FARMERS and graziers across South Australia continue to face interesting challenges in a highly variable climate. The prolonged millennium drought/ drier period has now thankfully been replaced, temporarily at least, by much wetter times- in some cases arguably too wet. There is generally an abundance of feed across the landscape and prices are holding up well, particularly for sheep and wool.

The key to successfully managing a risky environment is to implement robust strategies which allow us to cope with the uncertainties thrown at us by a whole range of events. The strategies which have generally proved successful have evolved over many years and are now regarded as industry standards- like maintaining low debt to equity ratios, running conservative stocking rates, lowering cost of production through good management and attention to detail, maintaining adequate scale, diversification etc.

These strategies are relatively conservative in nature, and that has been important in managing the extended dry times over the past decade. At the same time, profitability of livestock enterprises is heavily influenced by stocking rate- the more feed you can grow and utilise generally the better the return. So there is a strong argument to increase stocking rates when the feed is available to improve financial returns. What we do not know, of course, is how the future seasons will pan out and how soon will poor feed conditions eventuate which will need to be managed.

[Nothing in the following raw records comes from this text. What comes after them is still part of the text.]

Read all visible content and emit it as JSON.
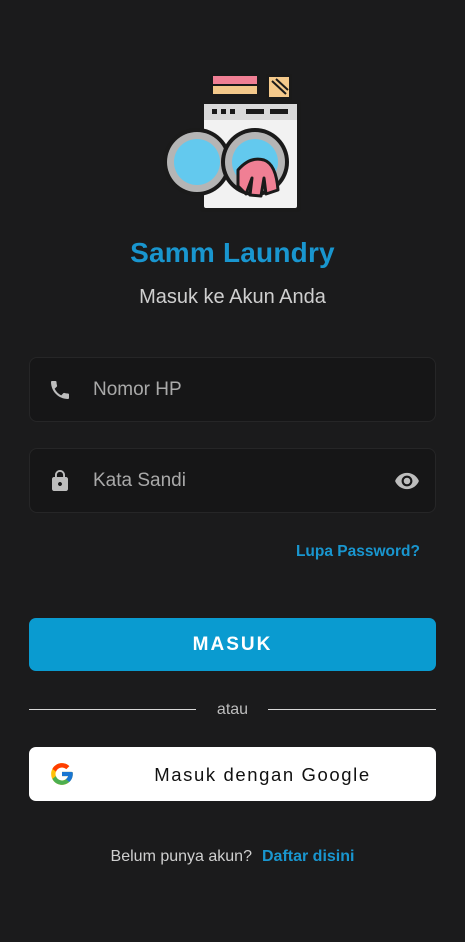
{
  "app": {
    "title": "Samm Laundry",
    "subtitle": "Masuk ke Akun Anda",
    "logo_icon": "washing-machine-icon"
  },
  "form": {
    "phone": {
      "placeholder": "Nomor HP",
      "value": "",
      "icon": "phone-icon"
    },
    "password": {
      "placeholder": "Kata Sandi",
      "value": "",
      "icon": "lock-icon",
      "toggle_icon": "eye-icon"
    },
    "forgot_label": "Lupa Password?",
    "submit_label": "MASUK"
  },
  "divider": {
    "label": "atau"
  },
  "google": {
    "label": "Masuk dengan Google",
    "icon": "google-icon"
  },
  "signup": {
    "question": "Belum punya akun?",
    "link_label": "Daftar disini"
  },
  "colors": {
    "background": "#1b1b1c",
    "accent": "#1996cf",
    "button": "#0a9bd0",
    "field_bg": "#161617"
  }
}
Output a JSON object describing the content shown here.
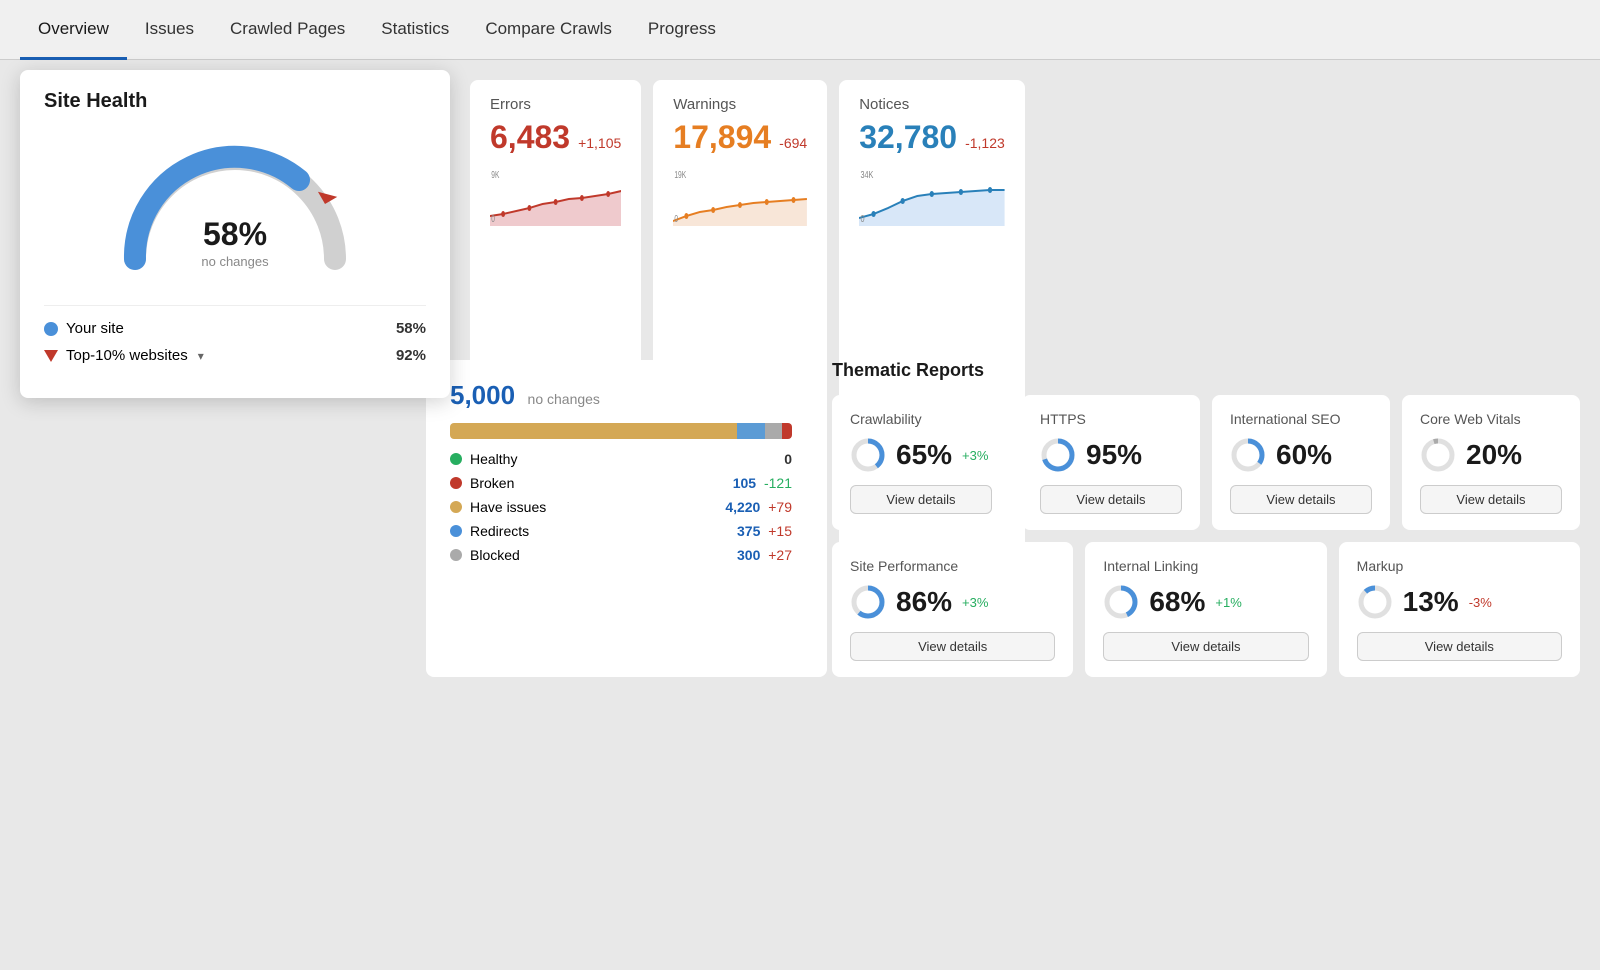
{
  "nav": {
    "items": [
      {
        "label": "Overview",
        "active": true
      },
      {
        "label": "Issues",
        "active": false
      },
      {
        "label": "Crawled Pages",
        "active": false
      },
      {
        "label": "Statistics",
        "active": false
      },
      {
        "label": "Compare Crawls",
        "active": false
      },
      {
        "label": "Progress",
        "active": false
      }
    ]
  },
  "siteHealth": {
    "title": "Site Health",
    "percent": "58%",
    "subtext": "no changes",
    "gaugeFill": 58,
    "legend": [
      {
        "label": "Your site",
        "type": "dot",
        "color": "#4a90d9",
        "value": "58%"
      },
      {
        "label": "Top-10% websites",
        "type": "triangle",
        "color": "#c0392b",
        "value": "92%",
        "hasDropdown": true
      }
    ]
  },
  "metrics": [
    {
      "label": "Errors",
      "value": "6,483",
      "valueClass": "red",
      "change": "+1,105",
      "changeClass": "positive",
      "sparkColor": "#e8b4b8",
      "sparkLineColor": "#c0392b",
      "sparkYHigh": "9K",
      "sparkYLow": "0"
    },
    {
      "label": "Warnings",
      "value": "17,894",
      "valueClass": "orange",
      "change": "-694",
      "changeClass": "negative",
      "sparkColor": "#f5dcc8",
      "sparkLineColor": "#e67e22",
      "sparkYHigh": "19K",
      "sparkYLow": "0"
    },
    {
      "label": "Notices",
      "value": "32,780",
      "valueClass": "blue",
      "change": "-1,123",
      "changeClass": "negative",
      "sparkColor": "#c8ddf5",
      "sparkLineColor": "#2980b9",
      "sparkYHigh": "34K",
      "sparkYLow": "0"
    }
  ],
  "pages": {
    "count": "5,000",
    "subtext": "no changes",
    "bar": [
      {
        "label": "Have issues",
        "color": "#d4a855",
        "pct": 84
      },
      {
        "label": "Redirects",
        "color": "#5b9bd5",
        "pct": 8
      },
      {
        "label": "Blocked",
        "color": "#aaa",
        "pct": 5
      },
      {
        "label": "Broken",
        "color": "#c0392b",
        "pct": 3
      }
    ],
    "legend": [
      {
        "label": "Healthy",
        "color": "#27ae60",
        "value": "0",
        "change": null
      },
      {
        "label": "Broken",
        "color": "#c0392b",
        "value": "105",
        "change": "-121",
        "changeClass": "neg"
      },
      {
        "label": "Have issues",
        "color": "#d4a855",
        "value": "4,220",
        "change": "+79",
        "changeClass": "pos"
      },
      {
        "label": "Redirects",
        "color": "#4a90d9",
        "value": "375",
        "change": "+15",
        "changeClass": "pos"
      },
      {
        "label": "Blocked",
        "color": "#aaa",
        "value": "300",
        "change": "+27",
        "changeClass": "pos"
      }
    ]
  },
  "thematic": {
    "title": "Thematic Reports",
    "topRow": [
      {
        "label": "Crawlability",
        "pct": "65%",
        "change": "+3%",
        "changeClass": "green",
        "donutFill": 65,
        "donutColor": "#4a90d9"
      },
      {
        "label": "HTTPS",
        "pct": "95%",
        "change": null,
        "changeClass": "",
        "donutFill": 95,
        "donutColor": "#4a90d9"
      },
      {
        "label": "International SEO",
        "pct": "60%",
        "change": null,
        "changeClass": "",
        "donutFill": 60,
        "donutColor": "#4a90d9"
      },
      {
        "label": "Core Web Vitals",
        "pct": "20%",
        "change": null,
        "changeClass": "",
        "donutFill": 20,
        "donutColor": "#aaa"
      }
    ],
    "bottomRow": [
      {
        "label": "Site Performance",
        "pct": "86%",
        "change": "+3%",
        "changeClass": "green",
        "donutFill": 86,
        "donutColor": "#4a90d9"
      },
      {
        "label": "Internal Linking",
        "pct": "68%",
        "change": "+1%",
        "changeClass": "green",
        "donutFill": 68,
        "donutColor": "#4a90d9"
      },
      {
        "label": "Markup",
        "pct": "13%",
        "change": "-3%",
        "changeClass": "red",
        "donutFill": 13,
        "donutColor": "#4a90d9"
      }
    ],
    "viewDetailsLabel": "View details"
  }
}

Any increase in stocking rates has to acknowledge that livestock have special considerations in the face of adverse seasonal conditions. Apart from the financial considerations, there may be additional labour requirements to feed livestock during a drought and no one is comfortable with any land degradation during periods of poor feed growth. The key to improving feed utilisation (i.e. increasing stocking rate) even in the good times is the planning of reliable exit strategies (i.e. reducing the property grazing pressure) when seasons move against us.

Seasonal forecasting has made some good progress in recent years but is still only at the stage of providing general information on broad scale climate indicators, rather than firm information for reliable decision making. We need to base our planning substantially on indicators other than seasonal forecasts.

At the paddock level, assessment of feed on hand, expected pasture growth rates and feed utilisation rates by various classes of animals can provide some very good indications for the future of when paddock feed supply will become an issue and when exit strategies need to be implemented.

Exit strategies need to be tailored for individual businesses and may include strategies such as sale of surplus animals, decreasing area of crop, agistment and supplementary paddock feeding. In most mixed farming systems, confinement feeding is likely to be an important component.

Increasing stocking rates can be a successful strategy but only if the ability to manage seasonal risk is addressed with equal rigour through a planned process. The end result can be a more profitable grazing enterprise which is still environmentally sustainable and fits within the labour profile of the property.